When our mother/his wife would focus her rage on him, he'd take the verbal abuse for a little while, and he might yell back at her for a few minutes but then he'd just bolt, leaving the house to drive around for hours until she'd cooled off. Mother usually "cooled off" by screaming at and battering Sister and me; dad had escaped but she wasn't "done" yet.

Unless there is a responsible, mentally healthy adult in the picture, living in the home or at least living nearby who is both willing and able to set strict rules RE their bpd spouse's or ex's parenting behaviors, the children are basically screwed.

Children in such circumstances have no option but to develop very unhealthy coping mechanisms when their primary caregiver is emotionally disregulated, unpredictable (highly impulsive), engages in self-harming or other-harming behaviors, views the child as "all good" or "all bad" (or alternates between the two) and is paranoid and dissociative under stress.

My younger Sister developed big blocks of amnesia regarding her childhood and young teen years, and I lost my ability to feel my emotions. My memory is pretty intact, but I simply stopped feeling anything, for the most part. Now in late middle age, Sister and I are starting to remember and feel things more normally.

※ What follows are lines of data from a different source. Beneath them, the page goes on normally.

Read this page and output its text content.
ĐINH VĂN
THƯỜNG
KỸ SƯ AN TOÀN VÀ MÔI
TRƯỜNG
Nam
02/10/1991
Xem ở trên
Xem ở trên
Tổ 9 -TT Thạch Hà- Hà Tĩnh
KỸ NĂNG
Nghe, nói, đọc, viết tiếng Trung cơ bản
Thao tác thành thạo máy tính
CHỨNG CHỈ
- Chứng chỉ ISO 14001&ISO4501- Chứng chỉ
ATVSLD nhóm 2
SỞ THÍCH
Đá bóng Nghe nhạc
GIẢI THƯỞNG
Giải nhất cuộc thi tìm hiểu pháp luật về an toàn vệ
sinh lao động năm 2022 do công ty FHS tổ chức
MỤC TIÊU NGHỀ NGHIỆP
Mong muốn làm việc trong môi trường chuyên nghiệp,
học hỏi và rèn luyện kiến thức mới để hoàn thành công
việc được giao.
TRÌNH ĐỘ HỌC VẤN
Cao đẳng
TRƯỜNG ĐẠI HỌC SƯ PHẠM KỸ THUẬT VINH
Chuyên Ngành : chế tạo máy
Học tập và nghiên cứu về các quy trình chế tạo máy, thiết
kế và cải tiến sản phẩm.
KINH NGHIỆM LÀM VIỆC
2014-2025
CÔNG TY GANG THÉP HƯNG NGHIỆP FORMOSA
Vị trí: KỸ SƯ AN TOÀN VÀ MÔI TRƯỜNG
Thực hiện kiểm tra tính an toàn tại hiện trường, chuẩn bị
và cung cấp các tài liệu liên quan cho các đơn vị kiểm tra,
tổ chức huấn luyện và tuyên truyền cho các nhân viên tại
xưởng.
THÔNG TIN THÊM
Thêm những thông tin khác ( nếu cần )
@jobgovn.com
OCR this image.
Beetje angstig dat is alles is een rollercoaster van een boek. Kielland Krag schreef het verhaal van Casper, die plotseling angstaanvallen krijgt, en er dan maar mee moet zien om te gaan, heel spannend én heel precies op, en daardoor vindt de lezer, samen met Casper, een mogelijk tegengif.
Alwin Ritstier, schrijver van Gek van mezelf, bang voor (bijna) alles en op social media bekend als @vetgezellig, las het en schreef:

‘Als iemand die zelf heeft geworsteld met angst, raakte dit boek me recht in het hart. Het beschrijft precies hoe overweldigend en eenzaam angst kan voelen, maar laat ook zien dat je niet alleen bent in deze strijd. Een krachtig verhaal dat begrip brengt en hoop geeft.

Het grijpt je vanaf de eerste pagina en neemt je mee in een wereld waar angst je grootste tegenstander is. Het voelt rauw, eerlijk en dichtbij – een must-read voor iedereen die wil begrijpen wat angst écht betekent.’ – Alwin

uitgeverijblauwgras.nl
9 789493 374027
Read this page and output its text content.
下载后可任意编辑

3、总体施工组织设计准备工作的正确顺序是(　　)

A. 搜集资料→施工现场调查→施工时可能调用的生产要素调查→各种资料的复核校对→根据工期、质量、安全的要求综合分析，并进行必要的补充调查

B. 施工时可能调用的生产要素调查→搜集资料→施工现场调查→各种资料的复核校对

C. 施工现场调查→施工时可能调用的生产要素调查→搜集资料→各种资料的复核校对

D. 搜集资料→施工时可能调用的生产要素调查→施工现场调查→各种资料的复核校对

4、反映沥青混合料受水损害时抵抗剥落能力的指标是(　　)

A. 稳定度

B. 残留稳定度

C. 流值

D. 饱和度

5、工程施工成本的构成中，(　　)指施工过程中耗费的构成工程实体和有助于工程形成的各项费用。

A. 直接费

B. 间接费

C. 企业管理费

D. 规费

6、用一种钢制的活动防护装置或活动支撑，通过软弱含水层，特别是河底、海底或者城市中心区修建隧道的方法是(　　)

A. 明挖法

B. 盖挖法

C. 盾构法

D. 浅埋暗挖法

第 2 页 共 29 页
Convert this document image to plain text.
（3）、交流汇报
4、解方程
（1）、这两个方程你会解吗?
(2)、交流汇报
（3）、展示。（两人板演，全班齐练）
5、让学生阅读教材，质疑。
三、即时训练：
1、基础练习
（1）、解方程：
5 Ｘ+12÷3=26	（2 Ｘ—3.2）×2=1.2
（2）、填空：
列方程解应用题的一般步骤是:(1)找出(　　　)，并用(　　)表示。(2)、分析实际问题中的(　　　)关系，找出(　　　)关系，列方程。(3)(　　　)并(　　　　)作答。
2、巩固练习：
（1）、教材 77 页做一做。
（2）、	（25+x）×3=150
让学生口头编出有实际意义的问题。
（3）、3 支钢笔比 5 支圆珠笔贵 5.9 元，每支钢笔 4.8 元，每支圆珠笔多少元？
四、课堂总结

Just spending some time with a child, modelling calm, rational, joyful, mentally healthy behaviors for the child, reassuring the child that he or she is a good person, reassuring the child that he or she is not the cause of their parent's emotional illness, reassuring the child that you actually like the child and enjoy their company, telling the child that you believe in him or her, that you have no doubt that they'll do fine in life and can count on you for advice and support... that kind of thing will go a LONG way toward helping the children of mentally ill parents buffer their resilience and give them hope.